X-TEXT

Working Draft HBR

The Alph Project <http://alph.io>
This document indexed at: <http://alph.io/AlpHTML>
©2017 Adam C. Moore (LÆMEUR) <mailto:adam@laemeur.com>

The essential thing we need for doing xanalogical documents in XML/HTML is a wrapper for Text nodes, which allows us to indicate a source for the enclosed text. In Alph, we're using an element called X-TEXT (for [x]analogical text), which looks like this:

<x-text src="{URL}" origin="{int}" extent="{int}"></x-text>

It's very simple. The src attribute provides the URL from which a text source can be retrieved, and the origin and extent attributes describe a substring of the retrieved text in the form of two zero-based indices into the Unicode code-points of the source text. That is, start and end pointers, not start and length. For Javascript people, that's substring(), not substr().

At load-time, the browser retrieves the text sources and automatically fills all X-TEXT elements. This means that entire documents may be distributed with empty X-TEXT elements – no readable text – and that's okay! That's the Xanadu way.

X-TEXT elements MUST contain only a single Text node.

IMPLEMENTATION NOTES

For compatibility purposes, the Alph client still saves X-TEXT elements in HTML documents with their text included, since not all browsers are going to have alph.js or another X-TEXT-aware plugin installed at this time.

The origin and extent attributes MAY be null.

If the src attribute points at a text source and no substring is defined by origin/extent, we put the whole resource text into the X-TEXT element; Alph.js currently sets the origin/extent attributes automatically upon filling it with its content.

Sources Other Than text/plain

There are a lot of ways to do this. Here's what we're planning to support, though most of this isn't in our working code yet.

For XML/HTML documents, using a limited subset of XPath and XPointers will work to specify textual portions of a document to be transcluded.

With the element() XPointer scheme, the src attribute can point directly at a Text node. This is the best way to do it, in our current thinking.

If a barename, XPath, or element() XPointer is used to point at an element node, all Text nodes inside of the specified element are concatenated and used as the source text.

Fragment Selectors In src URLs

And ...okay, in theory some wise-ass might decide to put an RFC5147 text fragment selector into the src attribute of an x-text, like this:

<x-text src="http://host/path/file#char=123,456" origin="" extent=""></x-text>

Y'know what?
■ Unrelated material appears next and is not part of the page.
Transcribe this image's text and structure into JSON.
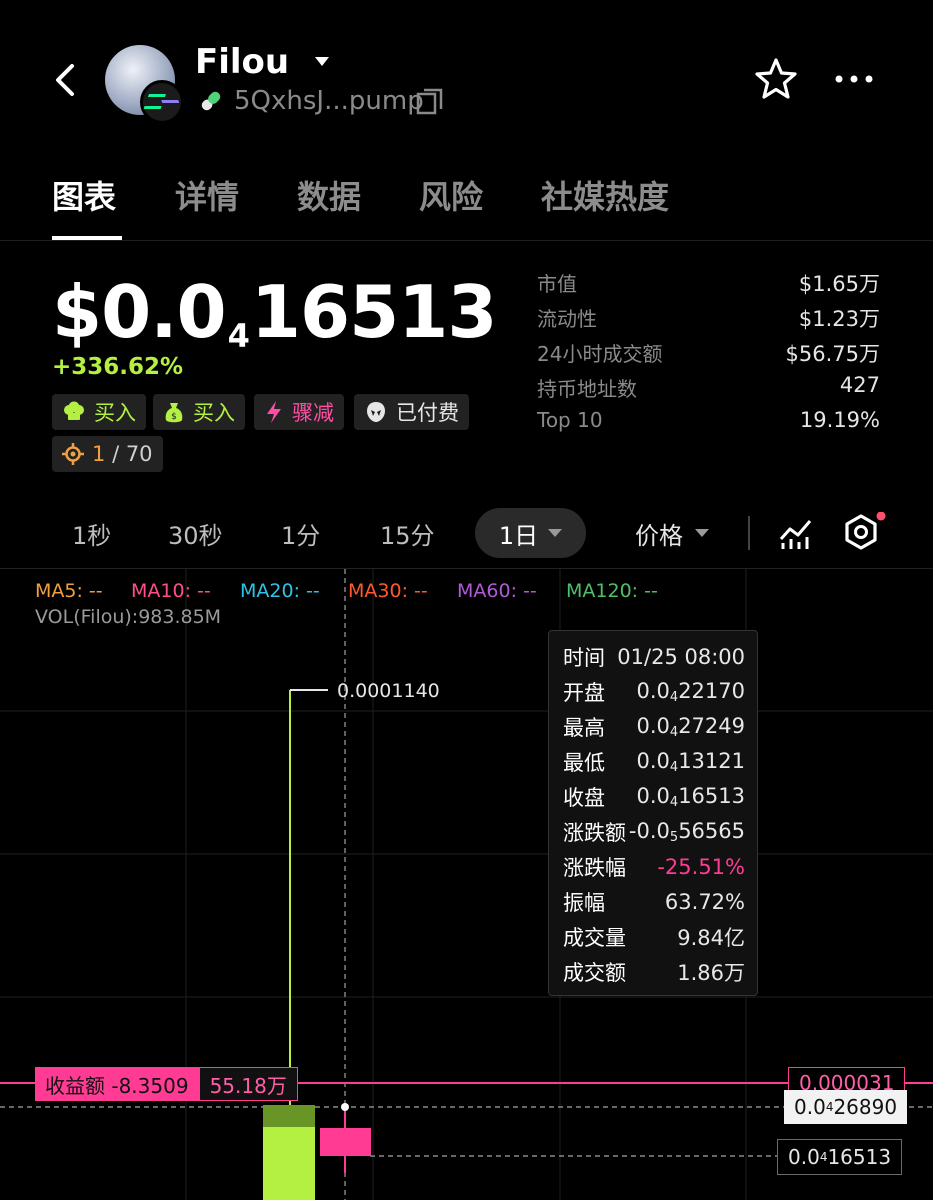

That's fine. The Alph software will just dereference the src address and create an X-TEXT that looks like this:

<x-text src="http://host/path/file" origin="123" extent="456"></x-text>

However, if some diabolical wise-ass decides to put an RFC5147 fragment selector into the src attribute, AND they provide an origin/extent.... well, that's not such a big deal either. Alph will read the following element:

<x-text src="http://host/path/file#char=123,456" origin="78" extent="91"></x-text>

And turn it into:

<x-text src="http://host/path/file" origin="201" extent=214"></x-text>

That is, the origin and offset are added to the origin given in the fragment selector.